C’è uno spiritual afroamericano che si trova nell’innario Cantate al Signore che dice: «O Signore cammina con me/ In questo mondo son pellegrino/ O mio Signore, cammina con me». Confesso che mi piace molto questo canto, meriterebbe un testo migliore! Probabilmente la sua ispirazione viene dal testo del Deuteronomio (31, 8) che fa parte delle «consegne» di Mosè al suo successore Giosuè alle soglie di entrare nella terra promessa. Le parole sono tutte importanti: «il Signore cammina egli stesso davanti a te». «Cammina», non «sta fermo» a consolarti; ma «cammina»: la storia di Abramo si apre con un «va». Se Abramo non fosse «andato», dobbiamo pensare a un Dio che sarebbe rimasto con lui nella tenda, solo per accontentarlo nei suoi desideri?
E noi, che cosa stiamo facendo? Stiamo camminando o siamo fermi? Camminiamo da soli o nella beata «compagnia dei santi», sostenendoci a vicenda, portando in braccio i bambini e in carrozzella gli anziani? Il testo dice ancora: il Signore «egli stesso», non un altro (potrebbe anche essere un altro?!) e continua: «cammina davanti a te». È anche possibile che non sia «quello» (di Abramo, di Gesù) ma un altro, che ci sta portando altrove! E se stessimo seguendo invece Mammona, insieme a tanti altri nostri contemporanei?

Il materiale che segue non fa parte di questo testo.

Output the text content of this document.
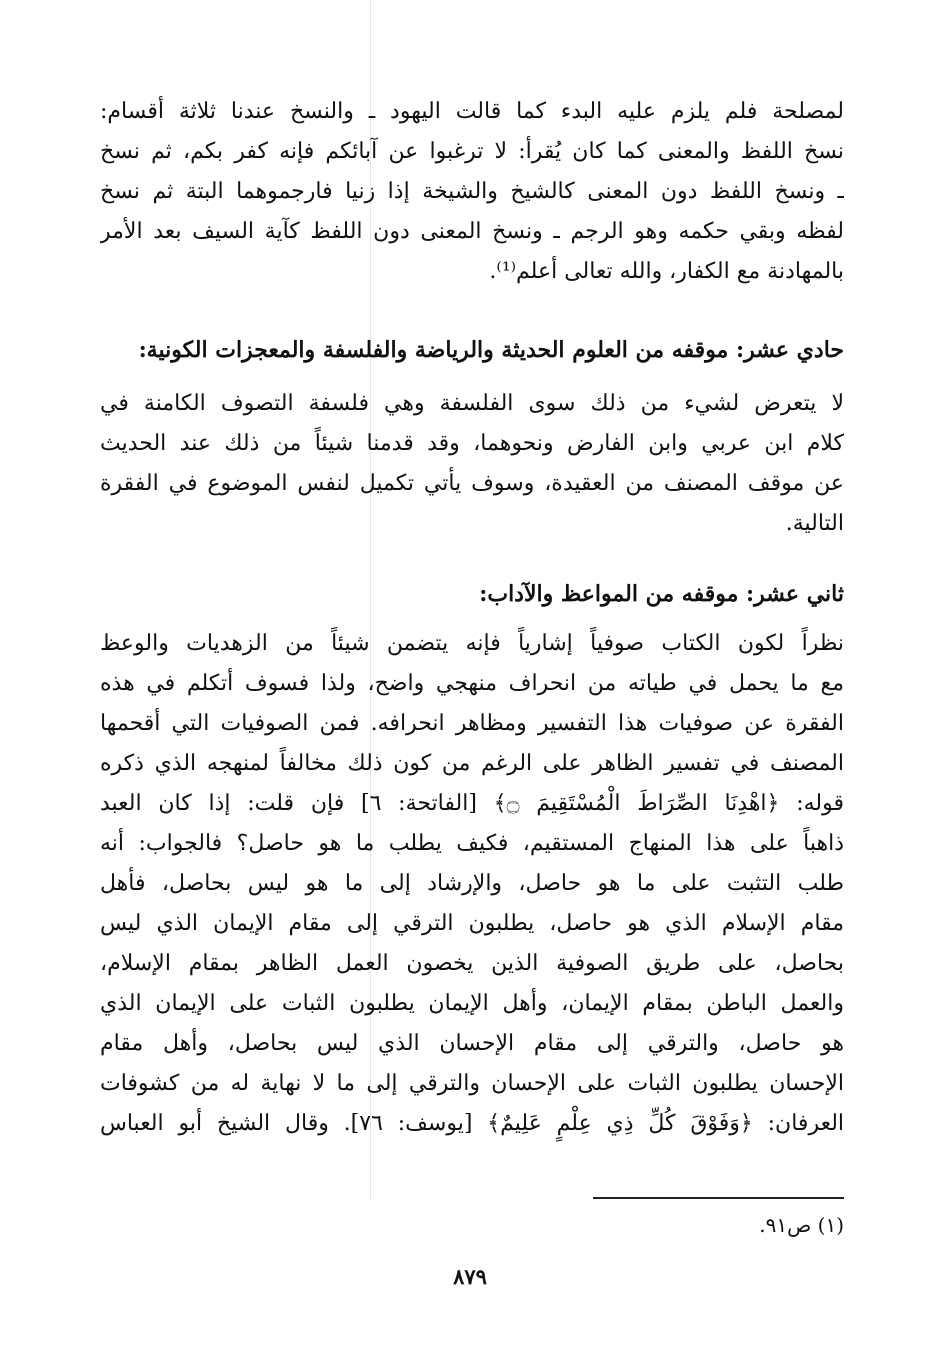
لمصلحة فلم يلزم عليه البدء كما قالت اليهود ـ والنسخ عندنا ثلاثة أقسام:
نسخ اللفظ والمعنى كما كان يُقرأ: لا ترغبوا عن آبائكم فإنه كفر بكم، ثم نسخ
ـ ونسخ اللفظ دون المعنى كالشيخ والشيخة إذا زنيا فارجموهما البتة ثم نسخ
لفظه وبقي حكمه وهو الرجم ـ ونسخ المعنى دون اللفظ كآية السيف بعد الأمر
بالمهادنة مع الكفار، والله تعالى أعلم⁽¹⁾.
حادي عشر: موقفه من العلوم الحديثة والرياضة والفلسفة والمعجزات الكونية:
لا يتعرض لشيء من ذلك سوى الفلسفة وهي فلسفة التصوف الكامنة في
كلام ابن عربي وابن الفارض ونحوهما، وقد قدمنا شيئاً من ذلك عند الحديث
عن موقف المصنف من العقيدة، وسوف يأتي تكميل لنفس الموضوع في الفقرة
التالية.
ثاني عشر: موقفه من المواعظ والآداب:
نظراً لكون الكتاب صوفياً إشارياً فإنه يتضمن شيئاً من الزهديات والوعظ
مع ما يحمل في طياته من انحراف منهجي واضح، ولذا فسوف أتكلم في هذه
الفقرة عن صوفيات هذا التفسير ومظاهر انحرافه. فمن الصوفيات التي أقحمها
المصنف في تفسير الظاهر على الرغم من كون ذلك مخالفاً لمنهجه الذي ذكره
قوله: ﴿اهْدِنَا الصِّرَاطَ الْمُسْتَقِيمَ ۝﴾ [الفاتحة: ٦] فإن قلت: إذا كان العبد
ذاهباً على هذا المنهاج المستقيم، فكيف يطلب ما هو حاصل؟ فالجواب: أنه
طلب التثبت على ما هو حاصل، والإرشاد إلى ما هو ليس بحاصل، فأهل
مقام الإسلام الذي هو حاصل، يطلبون الترقي إلى مقام الإيمان الذي ليس
بحاصل، على طريق الصوفية الذين يخصون العمل الظاهر بمقام الإسلام،
والعمل الباطن بمقام الإيمان، وأهل الإيمان يطلبون الثبات على الإيمان الذي
هو حاصل، والترقي إلى مقام الإحسان الذي ليس بحاصل، وأهل مقام
الإحسان يطلبون الثبات على الإحسان والترقي إلى ما لا نهاية له من كشوفات
العرفان: ﴿وَفَوْقَ كُلِّ ذِي عِلْمٍ عَلِيمٌ﴾ [يوسف: ٧٦]. وقال الشيخ أبو العباس
(١) ص٩١.
٨٧٩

Il corteo è in cammino verso «la terra promessa». Per i nostri progenitori valdesi era la libertà di coscienza e di culto, la libertà della testimonianza; è stata una conquista durissima, che oggi ancora ci commuove, ma che cosa ne facciamo ora della libertà di testimonianza? Ogni generazione, ma anche ogni persona, ha la sua «terra promessa», che è il progetto di vita individuale e comunitario. I giovani sognano un amore ricambiato, la coppia sterile dei figli, il vecchio o la vecchia di esser circondati dei parenti... Ma bisogna che tutti sogniamo un mondo in pace, nella condivisione delle risorse, nel giusto rapporto con la natura e fra i popoli.
Il canto dice : «Son pellegrino», che era il simbolo antico di questo «essere in cammino». Oggi dovremmo dire «migrante». Il pellegrino ha di solito una casa dove tornare dopo il suo viaggio. Il migrante invece è uno che cerca finché trova una terra che lo accolga. Se il punto in cui ci troviamo è un disastro di guerra, di fame, malattia, per tanta parte del pianeta, anche se non per noi, dovremmo essere molto a disagio e nella necessità di «migrare» verso forme di vita più giuste. Nulla è definitivo, ma la responsabilità è nostra di star dietro al Signore che è in cammino!
Qui però giunge la promessa: «Il Signore stesso sarà con te; non ti lascerà e non ti abbandonerà, non temere e non perderti d’animo». Non si tratta solo di parole consolatorie: chi ha fatto l’esperienza di camminare con il Signore, sa che questa compagnia è vera e profonda, che è di lunga durata e che va al di là delle nostre richieste. Sappiamo che riguarda la nostra microstoria personale e che riguarda altrettanto la vita della nostra chiesa e dell’intera umanità. Dio voglia che la meta sia l’unica, solo la sua.